Andrew James Edds (born September 18, 1987) is an American former professional football player who was a linebacker in the National Football League (NFL). He was selected by the Miami Dolphins in the fourth round of the 2010 NFL draft. He played college football for the Iowa Hawkeyes.

He has been a member of the Indianapolis Colts, New England Patriots and New York Jets.

==Professional career==

===Miami Dolphins===
He was expected to contribute immediately as a nickel linebacker due to his strong pass coverage skills at Iowa, but he tore his right anterior cruciate ligament (ACL) during the 2010 training camp and was lost for his rookie season. He was waived on September 5, 2011.

===New England Patriots===
Edds was claimed off waivers by the New England Patriots on September 6. He was waived on September 22, but re-signed to the Patriots practice squad on September 24.

===Indianapolis Colts===
On September 28, 2011, he was signed off the Patriots' practice squad by the Indianapolis Colts, reuniting him with friend and former teammate at Iowa Pat Angerer. On July 31, 2012, Edds tore his ACL. He was waived/injured, and was subsequently placed on injured reserve on August 2.

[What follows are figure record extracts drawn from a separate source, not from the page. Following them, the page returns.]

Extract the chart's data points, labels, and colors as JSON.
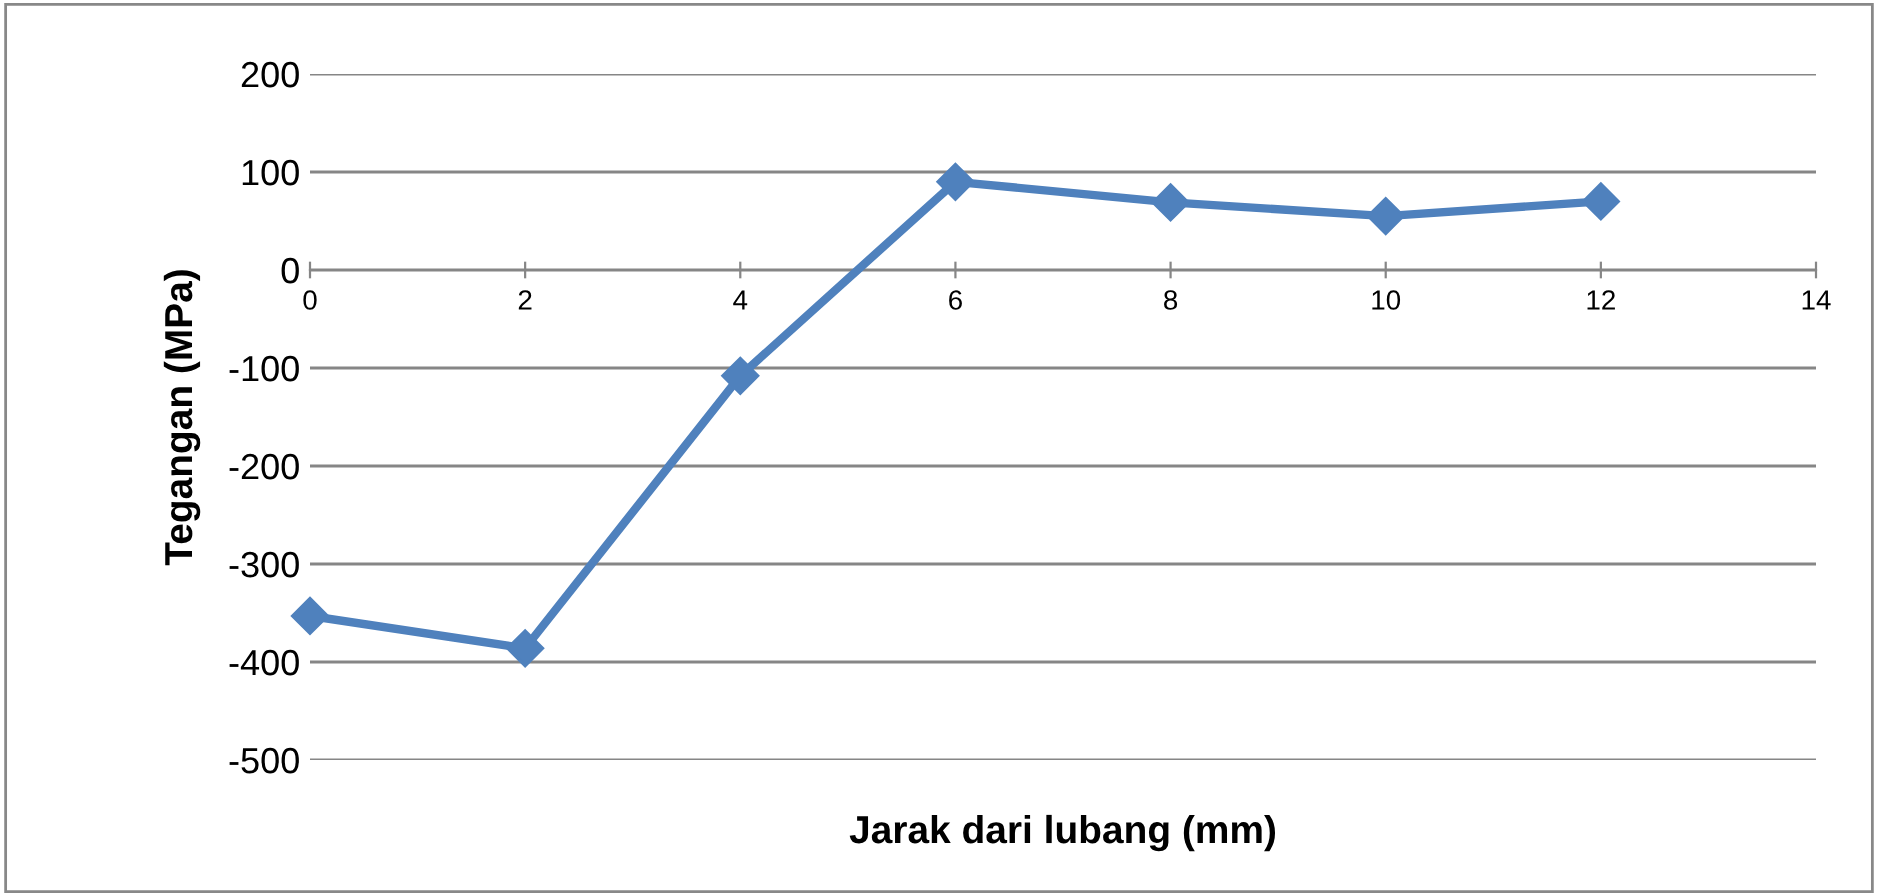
{
  "chart_data": {
    "type": "line",
    "xlabel": "Jarak dari lubang (mm)",
    "ylabel": "Tegangan (MPa)",
    "x": [
      0,
      2,
      4,
      6,
      8,
      10,
      12
    ],
    "series": [
      {
        "color": "#4f81bd",
        "values": [
          -353,
          -386,
          -108,
          90,
          69,
          55,
          70
        ]
      }
    ],
    "xlim": [
      0,
      14
    ],
    "xticks": [
      0,
      2,
      4,
      6,
      8,
      10,
      12,
      14
    ],
    "ylim": [
      -500,
      200
    ],
    "yticks": [
      -500,
      -400,
      -300,
      -200,
      -100,
      0,
      100,
      200
    ],
    "grid": "y",
    "marker": "diamond",
    "line_style": "solid",
    "legend": false
  }
}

===New England Patriots===
On June 6, 2013, Edds was signed by the New England Patriots. On August 19, 2013, he was released by the Patriots.

===New York Jets===
Edds was signed by the Jets on May 19, 2014, after trying out for the team during rookie minicamp. He was released on August 30, 2014. He was re-signed by the team on September 1, 2014. Edds was released on October 28, 2014.

===Jacksonville Jaguars===
On December 3, 2014, Edds was signed by the Jacksonville Jaguars after they placed starting right tackle, Austin Pasztor, on injured reserve. Edds became a free agent after the 2014 season.